Having had long experience in preparing budgets, I know it can be an arduous task that is often fraught with contentious debate and difficult decisions. The process can only work if the Administration is a willing partner and is providing strong support for recommended expenditures, proposing alternative expenditure levels and providing clear presentations on organizational capabilities, objectives and tactical direction. Unfortunately, my sense is that the Administration is NOT a “willing partner” in the budget discussions to date.
The following are a couple of quick observations that lead me to the belief that Superintendent Davis is not showing leadership in the budget process:
- The information presented by the Administration is highly summarized and there is limited detail. This allows the Administration to control the conversation and prevents the Budget Commission and the public from making any reasonably informed observations or suggestions.
- The Administration does not provide any justification for the expenditure requests – it simply has provided a number – $611 million in expenditures – and no justification why this number is appropriate.
- The Administration focuses on what it can’t do because of limitations – i.e. – put a cost on each of its strategic plans. I would suggest that this is a complete misdirection and obfuscates the issue. At this point, costing out strategic plans is totally unnecessary.
- An annual budget is a statement of tactical choices that are undertaken to meet the objectives of the overall strategy. However, the Administration appears to be unwilling to provide a list and cost of the tactical choices it is making even though all the tools and information required to do this are in place. What is lacking is the “will” on the Administration’s part to do so as this would transfer the “budgeting power” and choices to where it belongs – at the Budget Commission level.

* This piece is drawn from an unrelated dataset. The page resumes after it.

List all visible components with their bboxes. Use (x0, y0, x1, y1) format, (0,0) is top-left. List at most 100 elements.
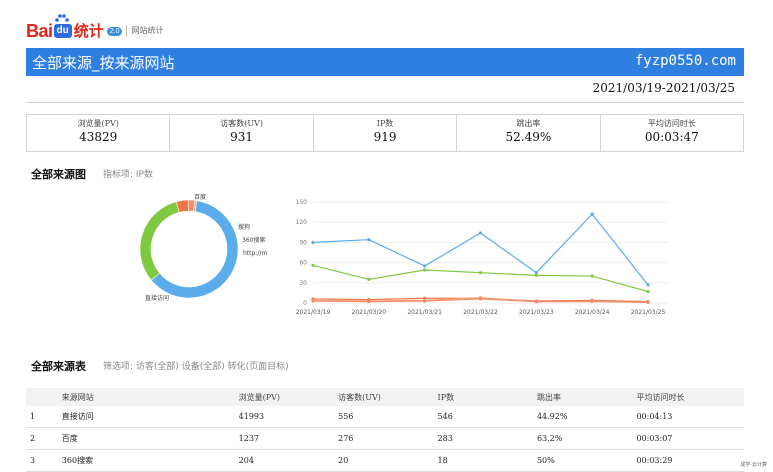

- The Administration stated that 80.9% of the expenditures were in the “school house”. While this may be the case (based on their method of calculation), it seems to me that the critical breakdown is between School Administration and Direct Instruction. The fact that a waiver from the “65% test” had to be requested indicates to me that the 80.9% claim is highly suspect and is heavily weighted towards School Admin versus Direct Instruction.
- While both Superintendent Davis and CFO Burbridge made the presentation in the recent Budget Committee meeting, it seemed disjointed and it is not clear that they are willing to justify the expenditures request by presenting a comprehensive and easily understandable set objectives, tactical initiatives and costs associated with them.
- Budget Committee Chairperson Butler-Burks asked the right question – “What are we getting for what we are paying?” To-date the Administration has yet to provide any answers.
A reasonable question to ask is “Why is the Administration not leading and cooperating in the budget process?” My sense is that they know the answers to fixing the $60 million deficit are not ones that they like. As I have noted here on many occasions, School and General Administration spending is out of control and has outpaced spending on Direct Instruction for the last five years. If the budget is to be fixed, the Administration will have to make substantial cuts in administrative costs – something it has refused to do in the past and it appears it is unwilling to do so now.
Until the Board has a “willing partner” in the Administration that it can trust to accurately present all the information needed, there is almost no chance that a budget will be adopted that represents the combined “sense of the Board” as the information and data necessary to make reasonable choices and decisions has simply not been provided to anyone.
The budget process is broken and only the Administration can fix it by providing comprehensive information, justification for expenditure request and alternatives for needed cuts. So far, it has provided none of this – and refuses to make difficult but necessary decisions.